Апология доктора Гааза в «Былом и думах» на первый взгляд кажется непоследовательностью со стороны автора «Капризов и раздумья», так резко писавшего о жертве, смирении, страдании. Но последовательность сама по себе не является в глазах Герцена неоспоримой добродетелью. Он ценил в людях это качество, говорящее об их честности, искренности и цельности, но до определенной черты, зная, что «безумная консеквентность» прямо порождает нетерпимость, косность и даже цинизм выводов (Гоббс). Человек, упрямо следующий раз и навсегда избранным принципам, хотя бы действительность много раз доказывала их относительность или несостоятельность, несвободен, принадлежит не науке, а религии. Он — догматик и доктринер, разрушил старые идолы, но сотворил новый. Многосторонность и диалектическое умение видеть не только определенные догмы и теории, как бы прекрасны они сами по себе ни были, не только освещенную часть картины, но скрывающееся в тени, таящееся подспудно и вдруг поражающее странным несоответствием общему впечатлению, пластичность, всеотзывчивость — вот те начала, которым свободный, реалистически мыслящий человек должен быть верен.

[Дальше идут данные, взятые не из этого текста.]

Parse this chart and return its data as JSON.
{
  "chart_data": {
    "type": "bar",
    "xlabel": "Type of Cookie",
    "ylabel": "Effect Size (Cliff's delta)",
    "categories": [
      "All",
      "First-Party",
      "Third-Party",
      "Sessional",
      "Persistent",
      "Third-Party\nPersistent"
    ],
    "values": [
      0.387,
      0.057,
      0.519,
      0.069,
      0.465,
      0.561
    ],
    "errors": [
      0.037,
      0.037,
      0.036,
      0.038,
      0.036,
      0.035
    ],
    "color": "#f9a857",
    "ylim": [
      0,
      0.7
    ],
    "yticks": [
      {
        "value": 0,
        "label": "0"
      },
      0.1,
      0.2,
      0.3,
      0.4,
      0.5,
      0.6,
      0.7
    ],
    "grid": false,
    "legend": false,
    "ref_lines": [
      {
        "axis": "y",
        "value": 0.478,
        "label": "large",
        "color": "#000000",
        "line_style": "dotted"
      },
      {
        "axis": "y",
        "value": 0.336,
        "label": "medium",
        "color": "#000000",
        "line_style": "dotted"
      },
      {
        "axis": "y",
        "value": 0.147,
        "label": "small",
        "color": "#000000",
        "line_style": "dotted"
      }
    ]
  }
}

Если нет такого лично осознанного широкого отношения к миру, истории, человеку, то все будет слишком узко, одномерно и теоретично, абстрактно. Не сама по себе жертва претит «эпикурейской» натуре Герцена, а связанные с ней страдание и смирение, благостность которых освящена христианской моралью. И даже не христианская мораль в ее чистом, максималистском виде смущает Герцена, а, так сказать, формально-христианская, огосударствленная мораль, ее лицемерные толкования и применения, искусственное, натянутое или предписанное смирение, игра в благотворительность. Отсутствие всего формального, официального, нетерпимого и привлекает в Гаазе Герцена: здесь жертва добровольна — и, следовательно, не жертва; жизненный подвиг — привычное, обыденное дело; страдание — осмысленное социально-деятельное сострадание.

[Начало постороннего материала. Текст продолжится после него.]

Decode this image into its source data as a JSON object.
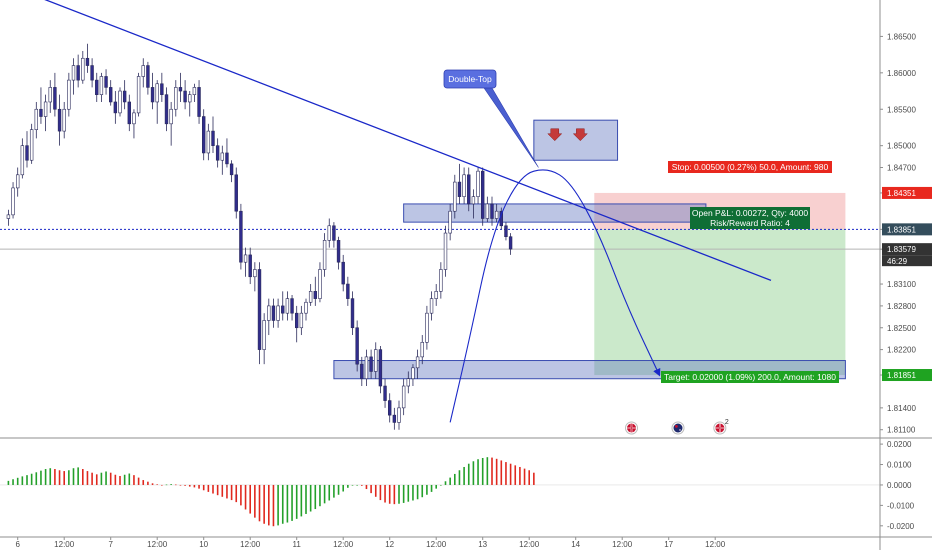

Гааз — «юродивый», помешавшийся на жертвенном служении людям, «несчастненьким», в отличие от другого герценовского чудака, свихнувшегося на разрушительной рефлексии, поставившего под сомнение истинность всех современных понятий. Они — крайности, полярные типы и лишь в одном равны: противостоят со своим безумием косному официальному миру, оба они по-разному (один — отрицанием, другой — деятельным безудержным альтруизмом) служат истине и человечеству, а потому не в ладах со временем и здравомыслящим большинством. Высокий эгоизм вовсе не исключает ни подвига разрушения, ни подвига милосердия. Он не приемлет другое: разрушение ради разрушения, справедливо считая такой нигилизм несовместимым с реальным методом, уступкой «романтизму», и формальный культ жертвы, смирения.

вернуться

232

Слово «эгоизм» Герцен часто употребляет в том особенном смысле, в каком оно бытовало у Сен-Симона и сенсимонистов. О сенсимонизме молодого Герцена см.: Гинзбург Л. «Былое и думы» Герцена, с. 19; Купреянова Е. Н. Идеи социализма в русской литературе 30–40-х годов. — В кн.: Идеи социализма в русской классической литературе. Л., 1969, с. 92–150.

вернуться

233

«Подпольный человек» Достоевского обратит «разумное признание своеволия» в теорию капризного хотения и повернет ее против культа разума и деяния, насмешливо предпочтя сознательное «сложарукисидение».